You might consume empty calories
While dark chocolate contains many helpful nutrients, more processed chocolates like milk or white chocolate can be full of mostly added sugar.
"Certain types of chocolate can be a source of empty calories, meaning your body is primarily getting calories and very few vitamins, minerals, or phytonutrients," says Best. "Empty calorie foods may contribute to weight gain, and when they are made with added sugars they can also lead to increased cravings. Eating chocolate regularly can create a sugar crash which inevitably leads to mood swings, increased hunger, and other potential negative side effects like increased blood glucose."
You may not eat as much fruit
"Eating chocolate daily may prevent you from finding healthier alternatives for your sweet tooth," says Best. "When you eat added sugar on a regular basis you can begin to lose your taste for true sweetness, like fruit."
Some research also shows that when you eat processed or added sugar, you could be more likely to form a habit of craving more sugar. And oftentimes this is when we'll reach for more chocolate or candy instead of natural sugars.

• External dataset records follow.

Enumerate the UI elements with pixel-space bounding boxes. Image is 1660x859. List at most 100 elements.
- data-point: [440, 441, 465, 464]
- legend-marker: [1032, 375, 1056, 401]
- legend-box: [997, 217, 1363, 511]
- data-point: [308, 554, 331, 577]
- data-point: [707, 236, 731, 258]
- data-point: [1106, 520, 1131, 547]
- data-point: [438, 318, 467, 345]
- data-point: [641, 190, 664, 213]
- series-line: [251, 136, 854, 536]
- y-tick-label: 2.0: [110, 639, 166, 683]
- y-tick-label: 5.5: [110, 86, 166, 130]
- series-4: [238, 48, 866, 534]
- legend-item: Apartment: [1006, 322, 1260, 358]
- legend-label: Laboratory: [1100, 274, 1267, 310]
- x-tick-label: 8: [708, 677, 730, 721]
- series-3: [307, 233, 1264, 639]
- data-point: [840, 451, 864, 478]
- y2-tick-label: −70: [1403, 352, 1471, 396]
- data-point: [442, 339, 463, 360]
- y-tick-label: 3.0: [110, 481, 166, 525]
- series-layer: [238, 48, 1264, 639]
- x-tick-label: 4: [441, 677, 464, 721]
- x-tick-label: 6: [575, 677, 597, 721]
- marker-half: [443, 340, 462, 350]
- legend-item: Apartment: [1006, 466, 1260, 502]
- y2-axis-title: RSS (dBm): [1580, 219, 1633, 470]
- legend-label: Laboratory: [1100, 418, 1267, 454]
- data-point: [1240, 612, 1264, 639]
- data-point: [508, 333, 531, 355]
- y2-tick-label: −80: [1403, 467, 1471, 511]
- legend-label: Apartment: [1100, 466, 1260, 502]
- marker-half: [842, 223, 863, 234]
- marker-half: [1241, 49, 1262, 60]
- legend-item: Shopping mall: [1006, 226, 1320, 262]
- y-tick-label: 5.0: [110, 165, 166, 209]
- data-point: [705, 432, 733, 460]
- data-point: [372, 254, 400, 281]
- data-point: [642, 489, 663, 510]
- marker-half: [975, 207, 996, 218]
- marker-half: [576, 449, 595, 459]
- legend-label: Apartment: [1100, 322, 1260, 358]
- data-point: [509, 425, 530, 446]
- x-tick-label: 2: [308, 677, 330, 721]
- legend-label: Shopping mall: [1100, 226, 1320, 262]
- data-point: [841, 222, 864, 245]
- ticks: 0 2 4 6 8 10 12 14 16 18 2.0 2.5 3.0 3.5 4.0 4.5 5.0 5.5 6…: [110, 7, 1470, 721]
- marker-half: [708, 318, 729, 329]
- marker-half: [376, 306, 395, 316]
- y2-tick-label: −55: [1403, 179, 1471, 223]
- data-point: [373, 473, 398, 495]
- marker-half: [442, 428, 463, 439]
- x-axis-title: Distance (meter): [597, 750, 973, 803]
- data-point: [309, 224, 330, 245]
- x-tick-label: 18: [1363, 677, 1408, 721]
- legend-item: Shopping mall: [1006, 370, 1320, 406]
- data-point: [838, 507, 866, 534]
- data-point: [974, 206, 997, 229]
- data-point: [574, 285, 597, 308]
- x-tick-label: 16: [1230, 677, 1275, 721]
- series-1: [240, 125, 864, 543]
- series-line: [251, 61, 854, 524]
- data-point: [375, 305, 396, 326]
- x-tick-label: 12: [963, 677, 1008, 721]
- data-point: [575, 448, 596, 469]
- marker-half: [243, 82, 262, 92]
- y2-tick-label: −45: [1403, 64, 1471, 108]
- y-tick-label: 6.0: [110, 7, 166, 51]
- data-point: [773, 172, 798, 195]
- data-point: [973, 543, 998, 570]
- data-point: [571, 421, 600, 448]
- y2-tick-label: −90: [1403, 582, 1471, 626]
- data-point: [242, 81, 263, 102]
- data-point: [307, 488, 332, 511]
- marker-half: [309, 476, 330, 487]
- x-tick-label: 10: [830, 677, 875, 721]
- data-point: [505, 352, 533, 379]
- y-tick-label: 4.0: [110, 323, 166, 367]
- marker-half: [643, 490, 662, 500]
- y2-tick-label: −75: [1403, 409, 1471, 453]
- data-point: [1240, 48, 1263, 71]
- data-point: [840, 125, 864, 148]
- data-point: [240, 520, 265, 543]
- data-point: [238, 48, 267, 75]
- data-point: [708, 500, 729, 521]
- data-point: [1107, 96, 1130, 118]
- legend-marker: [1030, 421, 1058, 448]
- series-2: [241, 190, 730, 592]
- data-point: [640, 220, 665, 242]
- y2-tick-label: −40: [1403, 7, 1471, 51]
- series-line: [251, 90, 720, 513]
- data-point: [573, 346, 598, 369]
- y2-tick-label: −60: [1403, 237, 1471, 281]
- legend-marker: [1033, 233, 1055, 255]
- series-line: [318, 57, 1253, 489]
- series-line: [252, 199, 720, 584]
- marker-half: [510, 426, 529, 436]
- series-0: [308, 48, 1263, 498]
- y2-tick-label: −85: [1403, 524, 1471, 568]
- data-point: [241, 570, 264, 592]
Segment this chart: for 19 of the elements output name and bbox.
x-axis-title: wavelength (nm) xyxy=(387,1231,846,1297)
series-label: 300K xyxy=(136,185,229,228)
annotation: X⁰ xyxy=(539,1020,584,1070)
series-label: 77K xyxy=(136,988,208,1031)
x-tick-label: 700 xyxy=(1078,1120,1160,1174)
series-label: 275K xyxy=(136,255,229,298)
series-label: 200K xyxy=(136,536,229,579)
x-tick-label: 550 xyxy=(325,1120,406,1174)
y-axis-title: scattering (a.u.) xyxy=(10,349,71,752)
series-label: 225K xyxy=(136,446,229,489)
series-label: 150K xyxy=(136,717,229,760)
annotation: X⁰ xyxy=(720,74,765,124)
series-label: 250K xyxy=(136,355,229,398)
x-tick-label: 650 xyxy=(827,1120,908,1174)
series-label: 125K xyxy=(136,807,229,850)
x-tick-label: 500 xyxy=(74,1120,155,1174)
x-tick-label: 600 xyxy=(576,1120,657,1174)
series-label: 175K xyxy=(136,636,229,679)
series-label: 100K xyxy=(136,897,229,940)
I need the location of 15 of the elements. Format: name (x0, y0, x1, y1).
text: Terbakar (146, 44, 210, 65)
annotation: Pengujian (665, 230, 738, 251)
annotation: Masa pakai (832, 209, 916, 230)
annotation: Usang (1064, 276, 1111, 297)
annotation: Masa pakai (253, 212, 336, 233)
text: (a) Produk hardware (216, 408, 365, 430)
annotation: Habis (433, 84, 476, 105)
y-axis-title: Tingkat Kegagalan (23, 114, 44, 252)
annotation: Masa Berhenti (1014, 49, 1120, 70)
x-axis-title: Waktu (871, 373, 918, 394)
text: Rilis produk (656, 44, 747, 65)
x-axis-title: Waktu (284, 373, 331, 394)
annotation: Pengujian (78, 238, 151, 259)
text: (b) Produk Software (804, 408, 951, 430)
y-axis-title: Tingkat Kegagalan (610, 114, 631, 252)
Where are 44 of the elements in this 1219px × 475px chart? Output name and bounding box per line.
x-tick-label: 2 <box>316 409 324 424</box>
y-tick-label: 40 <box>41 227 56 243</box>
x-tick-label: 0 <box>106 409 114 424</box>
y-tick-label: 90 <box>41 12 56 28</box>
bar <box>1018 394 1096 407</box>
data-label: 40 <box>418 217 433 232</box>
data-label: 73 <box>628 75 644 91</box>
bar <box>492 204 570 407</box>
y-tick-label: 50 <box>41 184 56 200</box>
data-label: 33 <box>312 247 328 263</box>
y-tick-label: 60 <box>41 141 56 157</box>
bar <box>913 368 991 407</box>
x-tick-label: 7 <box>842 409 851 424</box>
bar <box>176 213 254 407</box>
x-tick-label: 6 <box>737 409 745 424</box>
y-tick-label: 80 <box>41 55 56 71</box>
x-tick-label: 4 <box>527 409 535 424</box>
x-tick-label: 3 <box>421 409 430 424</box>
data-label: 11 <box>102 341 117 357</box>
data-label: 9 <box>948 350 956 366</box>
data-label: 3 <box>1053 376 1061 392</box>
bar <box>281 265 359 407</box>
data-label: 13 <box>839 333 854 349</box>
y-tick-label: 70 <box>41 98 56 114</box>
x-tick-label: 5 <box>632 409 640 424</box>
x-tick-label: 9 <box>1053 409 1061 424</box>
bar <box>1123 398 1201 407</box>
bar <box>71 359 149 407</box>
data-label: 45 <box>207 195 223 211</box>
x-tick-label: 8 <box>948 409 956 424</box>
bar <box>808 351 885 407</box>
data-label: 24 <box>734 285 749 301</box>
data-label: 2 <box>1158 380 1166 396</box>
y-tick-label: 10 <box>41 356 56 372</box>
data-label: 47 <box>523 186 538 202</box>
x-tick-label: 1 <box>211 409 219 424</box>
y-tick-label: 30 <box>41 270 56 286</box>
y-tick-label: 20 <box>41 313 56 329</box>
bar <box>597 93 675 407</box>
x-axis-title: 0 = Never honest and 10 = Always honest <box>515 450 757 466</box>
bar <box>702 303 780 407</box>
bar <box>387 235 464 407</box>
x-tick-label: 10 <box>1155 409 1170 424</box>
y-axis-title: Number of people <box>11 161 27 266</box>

You can get a boost of magnesium
"Chocolate contains magnesium, which has many benefits and is a mineral found naturally occurring in the earth as well as the human body," says Best. "It is vital to life as it is contained in every cell of the body and important for carrying out many bodily functions. This mineral is important for brain health as well, and not only works within the brain for mood and cognitive support, but also outside of the brain in the blood vessels."
It's important to note of course that the darker the chocolate, the more nutritional the value and the more magnesium you consume. Milk chocolate may still contain nutrients, but its nutritional value goes down if it's loaded with added sugars and other processed ingredients.